Luhmann should clarify for himself that “divine communication” – we only note the bonus that the church receives because of its services to religion, even before its

“function of reformulating indeterminate complexity” (Luhmann, p. 79)

has given up a good deed. Certainly, “complexity” is first of all not a thing, but a linguistic monument to unwillingness to waste a word on the specified “complexity,” but secondly, on top of that, one is also not supposed to be able to determine this mystery, so that the service of religion, which should thirdly “reformulate” the unformulateable, turns out to be appropriately mystical-divine. The whole crap of the functionality of religion occurs to the sociologist only because he clings to the pious ideology that in the democratic everyday life, which Luhmann calls “bearable uncertainty,” religion would in fact be of help in bearing it and not the extra effort to falsely interpret it. He inflates his all-purpose ideology about the Christian delusion into its objective function: for him, religion

“interprets events and possibilities in a way consistent with a meaningful outlook and permits an escalation of bearable uncertainty.” (Luhmann, p. 80)

In Luhmann’s functional world, it is just “uncertainty” that one bears and religion that allows the escalation of the amount – maybe. This undoubtedly speaks for it; here is the enormous apologetic brunt of the functional argument: if the Lord in Heaven provides his service of consolation, it has with Him its scientific validity. Sapienti sat!
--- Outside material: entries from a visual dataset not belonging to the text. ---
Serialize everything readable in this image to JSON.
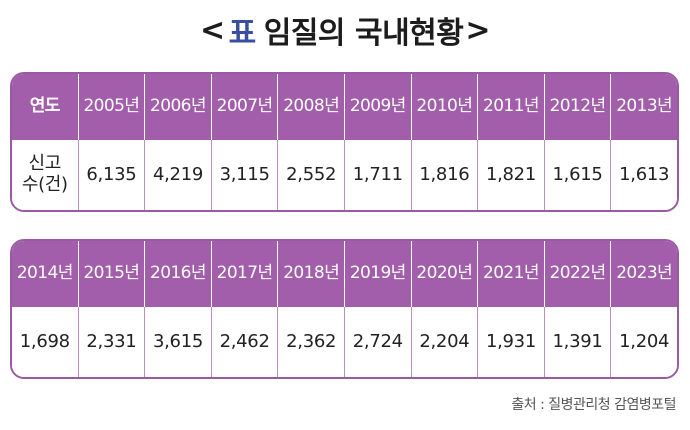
{
  "title": {
    "open_bracket": "<",
    "tag": "표",
    "text": "임질의 국내현황",
    "close_bracket": ">"
  },
  "table1": {
    "header_label": "연도",
    "row_label_line1": "신고",
    "row_label_line2": "수(건)",
    "years": [
      "2005년",
      "2006년",
      "2007년",
      "2008년",
      "2009년",
      "2010년",
      "2011년",
      "2012년",
      "2013년"
    ],
    "values": [
      "6,135",
      "4,219",
      "3,115",
      "2,552",
      "1,711",
      "1,816",
      "1,821",
      "1,615",
      "1,613"
    ]
  },
  "table2": {
    "years": [
      "2014년",
      "2015년",
      "2016년",
      "2017년",
      "2018년",
      "2019년",
      "2020년",
      "2021년",
      "2022년",
      "2023년"
    ],
    "values": [
      "1,698",
      "2,331",
      "3,615",
      "2,462",
      "2,362",
      "2,724",
      "2,204",
      "1,931",
      "1,391",
      "1,204"
    ]
  },
  "source": "출처 : 질병관리청 감염병포털",
  "colors": {
    "header_purple": "#a35eab",
    "border_purple": "#9a5aa3",
    "title_tag_blue": "#3a4fa0"
  }
}
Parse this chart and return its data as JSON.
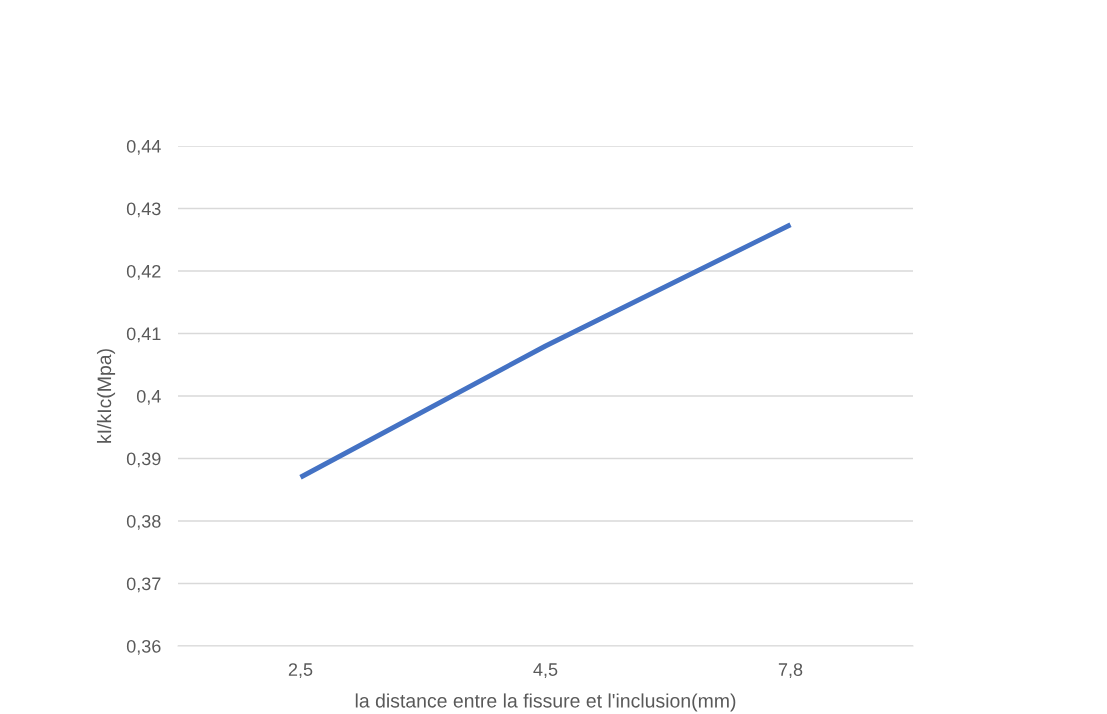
{
  "chart_data": {
    "type": "line",
    "xlabel": "la distance entre la fissure et l'inclusion(mm)",
    "ylabel": "kI/kIc(Mpa)",
    "categories": [
      "2,5",
      "4,5",
      "7,8"
    ],
    "series": [
      {
        "color": "#4472c4",
        "values": [
          0.387,
          0.408,
          0.4274
        ]
      }
    ],
    "ylim": [
      0.36,
      0.44
    ],
    "yticks": [
      {
        "value": 0.36,
        "label": "0,36"
      },
      {
        "value": 0.37,
        "label": "0,37"
      },
      {
        "value": 0.38,
        "label": "0,38"
      },
      {
        "value": 0.39,
        "label": "0,39"
      },
      {
        "value": 0.4,
        "label": "0,4"
      },
      {
        "value": 0.41,
        "label": "0,41"
      },
      {
        "value": 0.42,
        "label": "0,42"
      },
      {
        "value": 0.43,
        "label": "0,43"
      },
      {
        "value": 0.44,
        "label": "0,44"
      }
    ],
    "grid": "y",
    "legend": false,
    "marker": "none",
    "line_style": "solid"
  }
}
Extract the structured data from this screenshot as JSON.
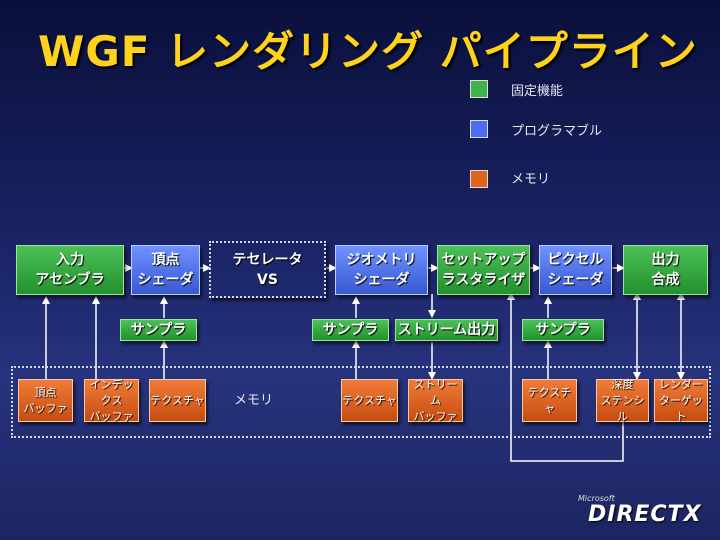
{
  "title": "WGF レンダリング パイプライン",
  "legend": [
    {
      "label": "固定機能",
      "color": "#3fb34a"
    },
    {
      "label": "プログラマブル",
      "color": "#4a6ff0"
    },
    {
      "label": "メモリ",
      "color": "#e0621f"
    }
  ],
  "stages": [
    {
      "label": "入力\nアセンブラ",
      "kind": "fixed"
    },
    {
      "label": "頂点\nシェーダ",
      "kind": "programmable"
    },
    {
      "label": "テセレータ\nVS",
      "kind": "optional"
    },
    {
      "label": "ジオメトリ\nシェーダ",
      "kind": "programmable"
    },
    {
      "label": "セットアップ\nラスタライザ",
      "kind": "fixed"
    },
    {
      "label": "ピクセル\nシェーダ",
      "kind": "programmable"
    },
    {
      "label": "出力\n合成",
      "kind": "fixed"
    }
  ],
  "helpers": {
    "sampler_1": "サンプラ",
    "sampler_2": "サンプラ",
    "stream_out": "ストリーム出力",
    "sampler_3": "サンプラ"
  },
  "memory_label": "メモリ",
  "memory": [
    {
      "label": "頂点\nバッファ"
    },
    {
      "label": "インデックス\nバッファ"
    },
    {
      "label": "テクスチャ"
    },
    {
      "label": "テクスチャ"
    },
    {
      "label": "ストリーム\nバッファ"
    },
    {
      "label": "テクスチャ"
    },
    {
      "label": "深度\nステンシル"
    },
    {
      "label": "レンダー\nターゲット"
    }
  ],
  "logo": {
    "small": "Microsoft",
    "main": "DIRECTX"
  }
}
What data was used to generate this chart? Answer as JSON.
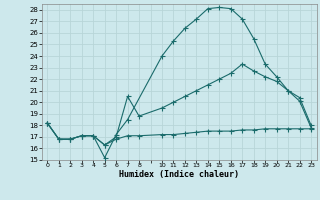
{
  "xlabel": "Humidex (Indice chaleur)",
  "bg_color": "#cde8ec",
  "grid_color": "#b8d5d8",
  "line_color": "#1a6b6b",
  "ylim": [
    15,
    28.5
  ],
  "xlim": [
    -0.5,
    23.5
  ],
  "yticks": [
    15,
    16,
    17,
    18,
    19,
    20,
    21,
    22,
    23,
    24,
    25,
    26,
    27,
    28
  ],
  "xtick_labels": [
    "0",
    "1",
    "2",
    "3",
    "4",
    "5",
    "6",
    "7",
    "8",
    "",
    "10",
    "11",
    "12",
    "13",
    "14",
    "15",
    "16",
    "17",
    "18",
    "19",
    "20",
    "21",
    "22",
    "23"
  ],
  "xtick_positions": [
    0,
    1,
    2,
    3,
    4,
    5,
    6,
    7,
    8,
    9,
    10,
    11,
    12,
    13,
    14,
    15,
    16,
    17,
    18,
    19,
    20,
    21,
    22,
    23
  ],
  "curve1_x": [
    0,
    1,
    2,
    3,
    4,
    5,
    6,
    7,
    10,
    11,
    12,
    13,
    14,
    15,
    16,
    17,
    18,
    19,
    20,
    21,
    22,
    23
  ],
  "curve1_y": [
    18.2,
    16.8,
    16.8,
    17.1,
    17.1,
    15.2,
    17.2,
    18.5,
    24.0,
    25.3,
    26.4,
    27.2,
    28.1,
    28.2,
    28.1,
    27.2,
    25.5,
    23.3,
    22.2,
    21.0,
    20.1,
    17.8
  ],
  "curve2_x": [
    0,
    1,
    2,
    3,
    4,
    5,
    6,
    7,
    8,
    10,
    11,
    12,
    13,
    14,
    15,
    16,
    17,
    18,
    19,
    20,
    21,
    22,
    23
  ],
  "curve2_y": [
    18.2,
    16.8,
    16.8,
    17.1,
    17.1,
    16.3,
    17.0,
    20.5,
    18.8,
    19.5,
    20.0,
    20.5,
    21.0,
    21.5,
    22.0,
    22.5,
    23.3,
    22.7,
    22.2,
    21.8,
    21.0,
    20.4,
    18.0
  ],
  "curve3_x": [
    0,
    1,
    2,
    3,
    4,
    5,
    6,
    7,
    8,
    10,
    11,
    12,
    13,
    14,
    15,
    16,
    17,
    18,
    19,
    20,
    21,
    22,
    23
  ],
  "curve3_y": [
    18.2,
    16.8,
    16.8,
    17.1,
    17.1,
    16.3,
    16.8,
    17.1,
    17.1,
    17.2,
    17.2,
    17.3,
    17.4,
    17.5,
    17.5,
    17.5,
    17.6,
    17.6,
    17.7,
    17.7,
    17.7,
    17.7,
    17.7
  ]
}
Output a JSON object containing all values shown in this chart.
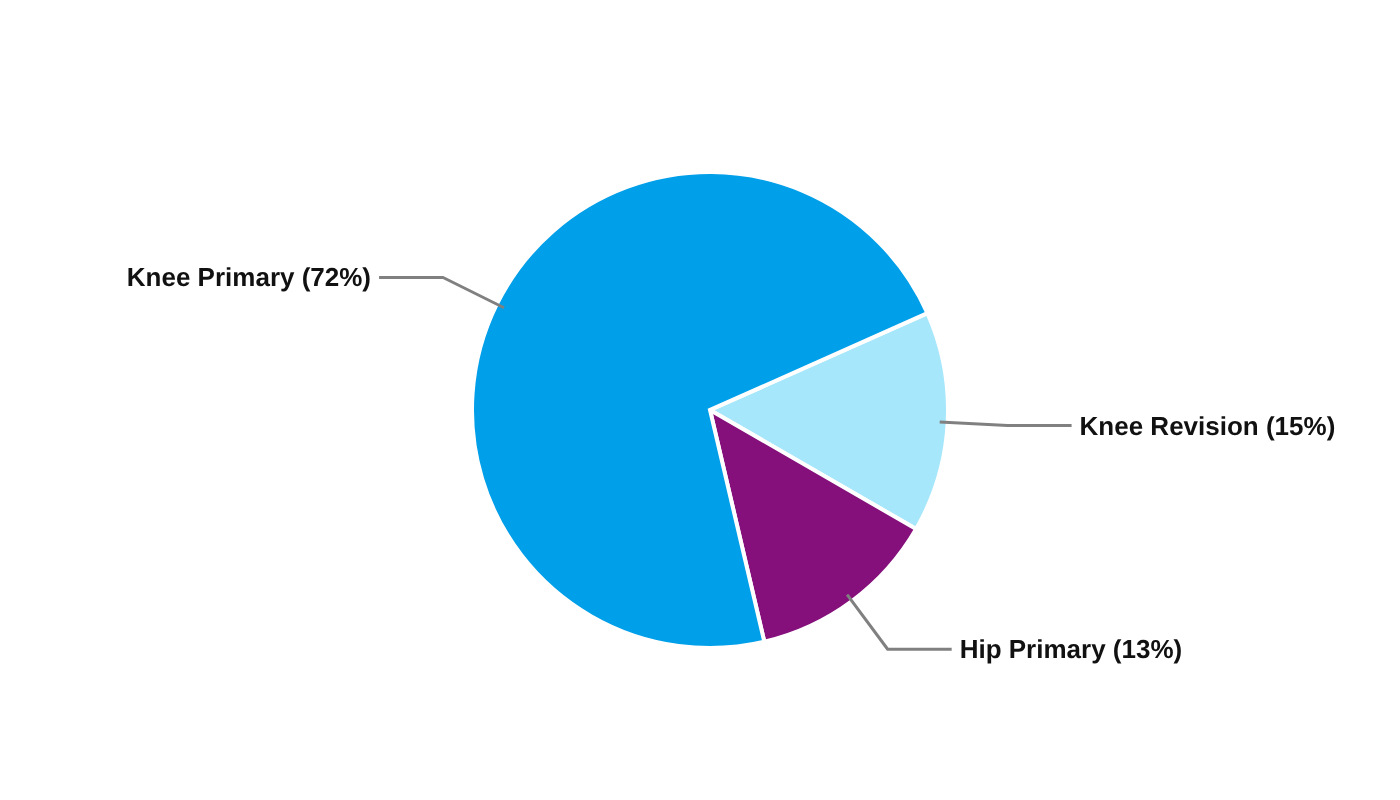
{
  "chart_data": {
    "type": "pie",
    "categories": [
      "Knee Revision (15%)",
      "Hip Primary (13%)",
      "Knee Primary (72%)"
    ],
    "values": [
      15,
      13,
      72
    ],
    "colors": [
      "#a6e7fb",
      "#850f7b",
      "#009fe9"
    ],
    "legend": false
  }
}
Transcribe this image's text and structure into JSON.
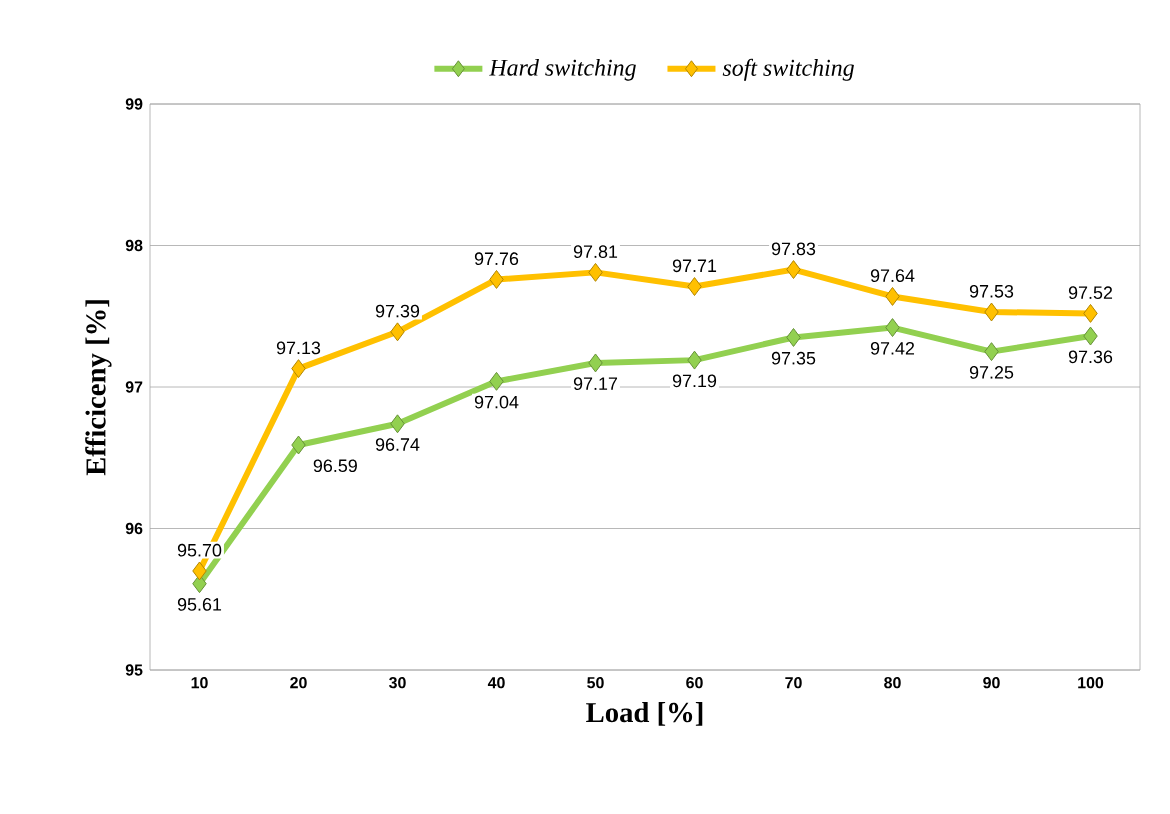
{
  "chart_data": {
    "type": "line",
    "xlabel": "Load [%]",
    "ylabel": "Efficiceny [%]",
    "categories": [
      "10",
      "20",
      "30",
      "40",
      "50",
      "60",
      "70",
      "80",
      "90",
      "100"
    ],
    "series": [
      {
        "name": "Hard switching",
        "color": "#92d050",
        "values": [
          95.61,
          96.59,
          96.74,
          97.04,
          97.17,
          97.19,
          97.35,
          97.42,
          97.25,
          97.36
        ],
        "value_labels": [
          "95.61",
          "96.59",
          "96.74",
          "97.04",
          "97.17",
          "97.19",
          "97.35",
          "97.42",
          "97.25",
          "97.36"
        ]
      },
      {
        "name": "soft switching",
        "color": "#ffc000",
        "values": [
          95.7,
          97.13,
          97.39,
          97.76,
          97.81,
          97.71,
          97.83,
          97.64,
          97.53,
          97.52
        ],
        "value_labels": [
          "95.70",
          "97.13",
          "97.39",
          "97.76",
          "97.81",
          "97.71",
          "97.83",
          "97.64",
          "97.53",
          "97.52"
        ]
      }
    ],
    "ylim": [
      95,
      99
    ],
    "yticks": [
      95,
      96,
      97,
      98,
      99
    ],
    "grid": "y",
    "legend": "top",
    "marker": "diamond",
    "line_style": "solid",
    "data_labels": true
  }
}
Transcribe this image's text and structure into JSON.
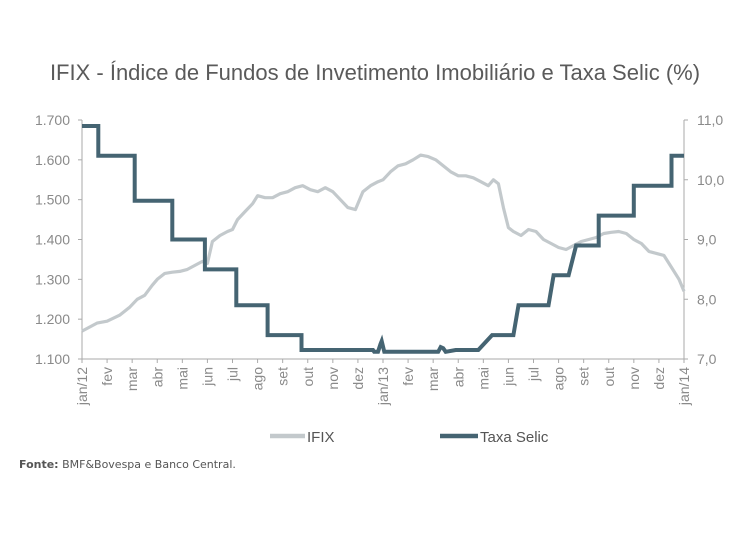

Whether science now proceeds from really existing objects and bourgeois scholars are so pleased by the usefulness of so much that they deem worthy of preservation that they lose any difference between the concept of a thing and the circumstances in which it exists, or whether in the same interest they bring their “subjects” into being specifically as service agents, the theoretical guideline is always: “what is it good for?” This question is not meant as a starting point for investigating the utility of a thing – which truly is no mistake. Modern social scientists hold their answer to be simultaneously the answer to the question of the concept of their object. So the functional viewpoint substitutes approval of the issues they cover for their explanation. And this is no faux pas, but the hallmark of morally sound scientific thinking. With the identification of functions, academic expertise adheres to the form of scientific judgment and shows nothing but the desire for accommodation to the world characterized as making possible useful services. With the claim of necessity and scientific insight, the functionalist argument is the mind’s consummate commitment to the world exactly as it is now.

PS: The objection that nevertheless the sciences talk not only about functionality, but also a lot about dysfunctionality, that this is also a criticism of the function concept, is unfortunately not correct. The discovery of a dysfunction does not shelve the error of functional thinking, but continues it – negatively. Whoever talks of dys-, shares namely the interest in the functioning, by missing the services he deems desirable in the object. The statement of a dysfunctionality thus salvages functionalism because it critiques from its own basis!